Sabato 26 aprile 2025 a Bologna, il Circolo Sardegna organizza la rassegna culturale Sa Die: III Edizione, animata da una ricca programmazione di iniziative.
Una giornata per celebrare la ricorrenza de Sa Die de Sa Sardigna a cavallo fra Bologna e Sardegna: due luoghi distanti, che si avvicinano tramite le relazioni che le persone tessono. Fa da filo rosso, per questa edizione, l’ibridazione: tra lingua e animazione, fra linguaggi musicali di ieri e di oggi, tra esigenze di uso del territorio interne ed esterne, come nel caso della questione energetica. Come ci ricorda la storia della Sarda Rivoluzione, neanche le ibridazioni e gli scambi di pratiche e di idee sono svincolate dai rapporti di potere. Ricordare Sa Die de sa Sardigna è, anche, un momento per raccontare la Sardegna da un punto di vista decentrato, cercando di rimettere al centro temi e idee che una parte di società sarda oggi considera rilevanti.
Le diverse attività in programma avranno l’obiettivo di raccontare tramite talk, documentari, corti di animazione, mostre fotografiche, concerti di musica sarda tradizionale e contemporanea un’Isola che più si racconta, più sfugge agli stereotipi che la raccontano e con cui si racconta.
Sa Die: III Edizione è un’iniziativa organizzata dal Circolo Sardegna Bologna in collaborazione con Ship – Centro di produzione culturale e Casa Quartiere Saffi, grazie al contributo della Regione Autonoma della Sardegna e al sostegno di FASI, Ancescao, Eurotarget Viaggi e Sarda Tellus.
Sa Die al Circolo Sardegna Bologna
A partire dalla seconda metà degli anni Sessanta, il Circolo Sardegna organizza iniziative culturali riguardanti la promozione della storia e della cultura della Sardegna a Bologna, proponendosi come punto di incontro e di connessione tra le due realtà e coloro che le abitano.

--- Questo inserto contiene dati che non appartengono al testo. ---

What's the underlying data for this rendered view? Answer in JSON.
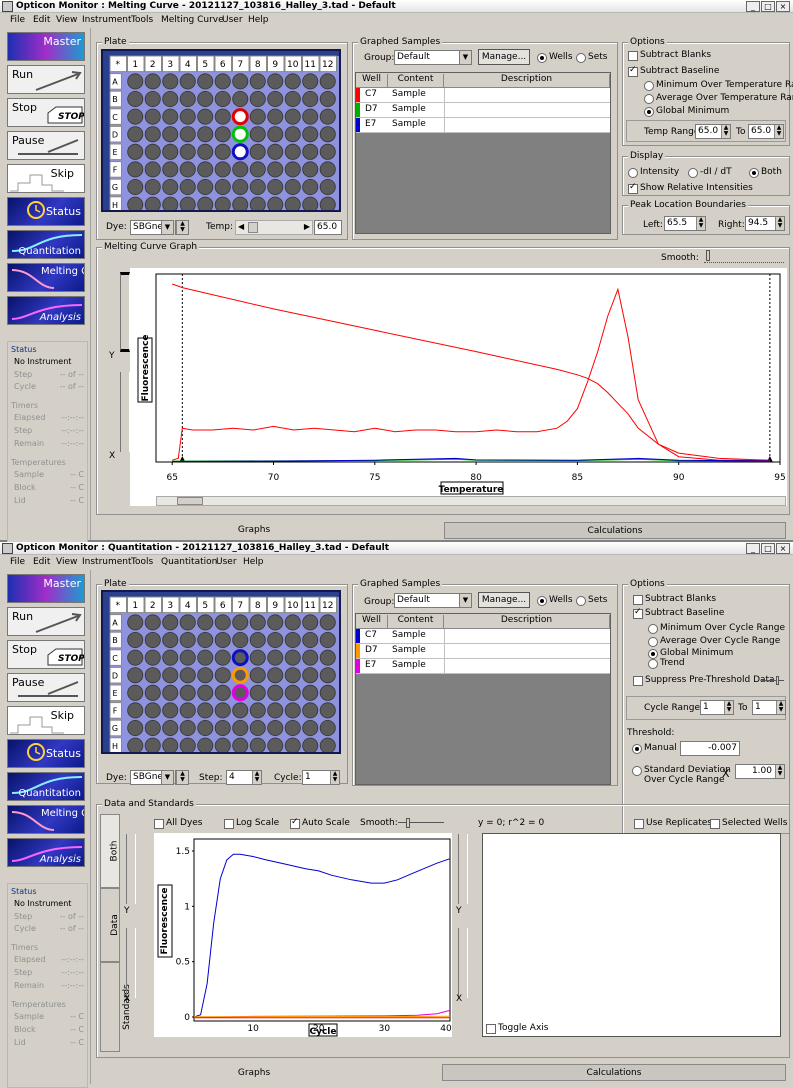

Per l’edizione 2025 de “Sa Die”, il Circolo presenta un ricco cartellone di eventi volto a celebrare in città la festa del popolo sardo e i suoi Vespri: la festività, istituita da una legge del Consiglio Regionale nel 1993, commemora l’insurrezione popolare scoppiata a Cagliari il 28 aprile del 1794 e poi diffusasi nel resto dell’Isola sull’onda delle idee illuministe, che portò a un breve periodo di autogoverno. Anche se l’esperienza terminò tragicamente e con pochi benefici per l’Isola, la ricorrenza rimane un momento di riflessione sul bisogno passato e presente dei sardi e delle sarde di determinare il proprio futuro: da periferia d’Europa, la Sardegna si era infatti ritrovata al centro di un fermento culturale e politico che ne mutò la percezione presso lə stessə abitanti. Celebrare oggi Sa Die significa quindi riattualizzare quella necessità di tornare presenti nel mondo da una prospettiva di margine, spazio escluso dalla storia ufficiale e dunque particolarmente indicato per l’elaborazione di incontri, sguardi nuovi e narrazioni contrarie.
Programma
16.00 – Contos Storie vere della Sardegna
Talk. Una raccolta di storie, spontanee e trasversali. Un’epopea popolare del Mediterraneo, o meglio, di una delle sue isole.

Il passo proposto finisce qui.